Хоффер стиснул зубы. На Трудного он глядел с ненавистью.
— Ты что, думаешь, будто тебе удастся запугать германского офицера? рявкнул он.
Трудны только усмехнулся. Усмешку эту он тренировал перед зеркалом, это была гримаса, отработанная до мельчайшего сокращения мышц, весьма эффективная.
— Это мой хлеб, — сказал он.
Стоявший на краю рампы Гречны фыркнул сдавленным смешком.
Трудны знал, что должен сделать сейчас Хоффер. А конкретно — он должен вытащить из кобуры пистолет и пальнуть Яну Герману в лоб. Любая иная реакция лейтенанта означала бы его поражение. Впрочем, выстрел тоже, но гораздо меньшее. Тем не менее, Трудны был прав: младший лейтенант только-только вышел из училища и еще не видал убитого человека. Так что смерть просто не пришла ему в голову. Он сдался.
— Я вернусь через пару часов. Ты получишь эти деньги, сукин сын.
— Danke sch(n. Heil Hitler!
?????
Трудны отошел вместе с Гречным в угол цеха. Косой остался на улице, прохаживаясь то туда, то сюда, и не вынимая руки из кармана.
Гречный же все еще находился под впечатлением, скаля кривые зубы.
— Ну, блин, пан и молоток...! Так выпендриваться, это ж настоящее самоубийство. Сам нас такими называешь, а что вытворяешь? Ох, пан Трудны, пан Трудны...
— Так чего скалишься? Парень, я с ними дела веду, день за днем, неделю за неделей. Если бы ложился под каждого лейтенантишку, долго бы не выдержал! Мигом бы христарадничать отправился.
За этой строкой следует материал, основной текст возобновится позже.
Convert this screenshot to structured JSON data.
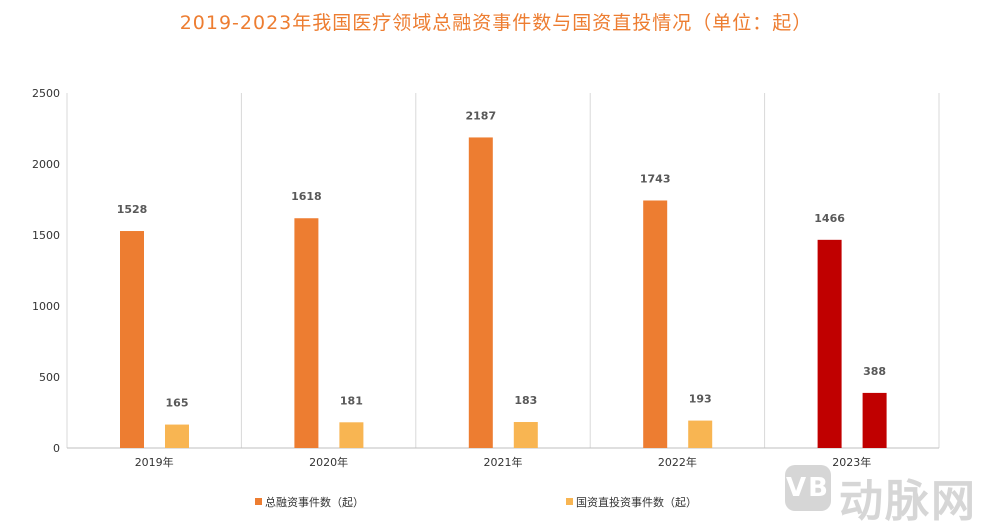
{
  "chart_data": {
    "type": "bar",
    "title": "2019-2023年我国医疗领域总融资事件数与国资直投情况（单位：起）",
    "categories": [
      "2019年",
      "2020年",
      "2021年",
      "2022年",
      "2023年"
    ],
    "series": [
      {
        "name": "总融资事件数（起）",
        "values": [
          1528,
          1618,
          2187,
          1743,
          1466
        ],
        "color": "#ED7D31",
        "highlight_color": "#C00000"
      },
      {
        "name": "国资直投资事件数（起）",
        "values": [
          165,
          181,
          183,
          193,
          388
        ],
        "color": "#F8B552",
        "highlight_color": "#C00000"
      }
    ],
    "highlight_category": "2023年",
    "ylim": [
      0,
      2500
    ],
    "yticks": [
      0,
      500,
      1000,
      1500,
      2000,
      2500
    ],
    "grid": "vertical",
    "legend": "bottom",
    "data_labels": true
  },
  "watermark": "动脉网"
}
Они же через одного на лапу берут, кто сколько сможет! Это же мораль армии победителей: понимают, суки, что положено им. Видал эти ванны. В жизни не угадаешь, насколько низкое жалование у генерал-майора вермахта.
— Зато теперь заделал себе врага.
— У вас врагов миллионами.
Что-то бормоча себе под нос, Гречный вытащил и прикурил следующую папиросу — это была какой-то русская отрава для легких, успокоительница фронтовых страхов, завернутая в бумажку смесь сушняка, в которой табака было меньше всего.
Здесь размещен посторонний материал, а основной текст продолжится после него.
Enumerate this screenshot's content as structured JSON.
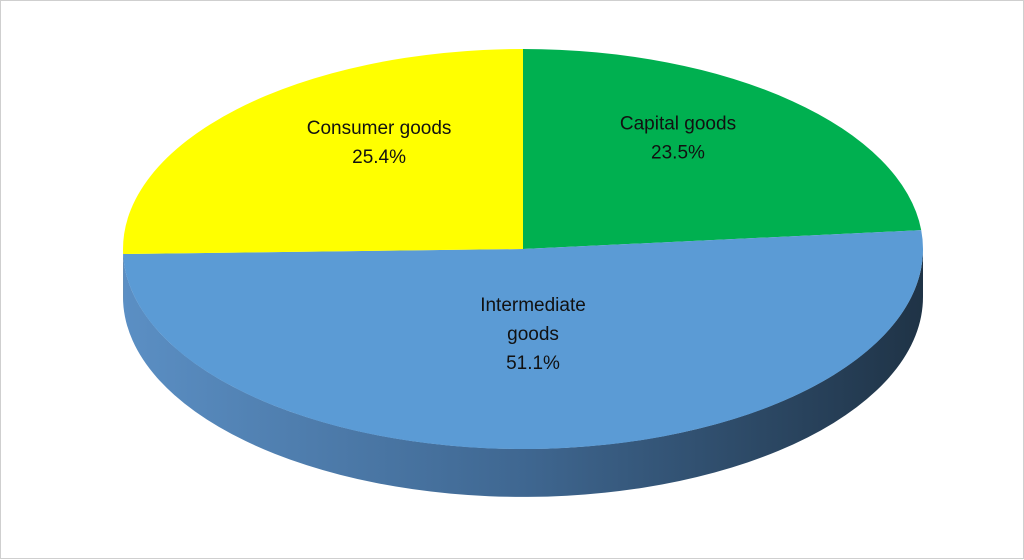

— Ладно, тут такое дело, — сказал он, сплевывая мокроту. — Нам нужны счета, заказы и таможенные квитанции на две сотни двухфунтовых банок говядины.
— И откуда они?
— То есть как это? Из Германии, ясное дело. Впрочем, может быть и Бельгия, но уж лучше не выходить за стереотипы; если бы у меня был ящик шампанского, то сказал бы, что от лягушатников, но говядина должна быть из Германии.
— И как оформляется? Фронтовые поставки?
— Угу. Где-то так. Впрочем, неважно. Просто мне нужны эти бумажки, сам теряюсь где-то под Татрами, а дальше мне плевать.
— Это что же, контрабанда в обратную сторону? Что же это за дела такие? Уж если фронтовые поставки, то на кой ляд таможенные квитанции? Что в этих банках, патроны?
— Говядина, разве не слышал?
— Ты, Гречный, не ерепенься. Когда буду людей просить печати поставить, то хочу знать, под чем.
— Чес( слово, ничего трефного.
— И на что мне твое слово; если бы не было трефное, то: primo, вы бы, ребята, этим не занимались; secundo: не приперлись бы с этим ко мне; tertio: вообще не беспокоились бы про бумаги, а сунули бы кому-надо в лапу. Ведь, в конце концов, что такое две сотни банок — четверть кузова, и ни единой границы по дороге, а ведь вы же не собираетесь затолкнуть их бацам в Закопане.
— Господи Иисусе, пан Трудны, ну чего ж пан такой въедливый... Кто б другой подумал, блин: за какую-то мелочевку...
— А что ж ты ко мне с этой мелочевкой приперся? Я знаю, что там в этих банках будет? Кому-нибудь глянетесь, открывают одну, другую, а там, к примеру... ну, я знаю, чегой-то дюже вонючее. Вы размахиваете этими счетами, они на рассвете посещают тех, кто ставил печати, они же говорят: это все чертов Трудны... и въедливому пану Трудному хана.
— Ну ладно, ладно. А нет ли у пана чистых бланков?
Трудны сморщил брови.
— А это уже совершенно другой разговор. На кой было вообще все эти глупости про банки да про говядину? Сразу нужно было. Понятное дело, что чистые бланки имеются, просто обязан я их иметь; только их немного и только для личного употребления. Если бы и пришлось их сплавлять, то уж не ниже рыночной цены, а знаешь по чем теперь ходят хорошие чистенькие бланки? Ну, чего буркалы вывалил?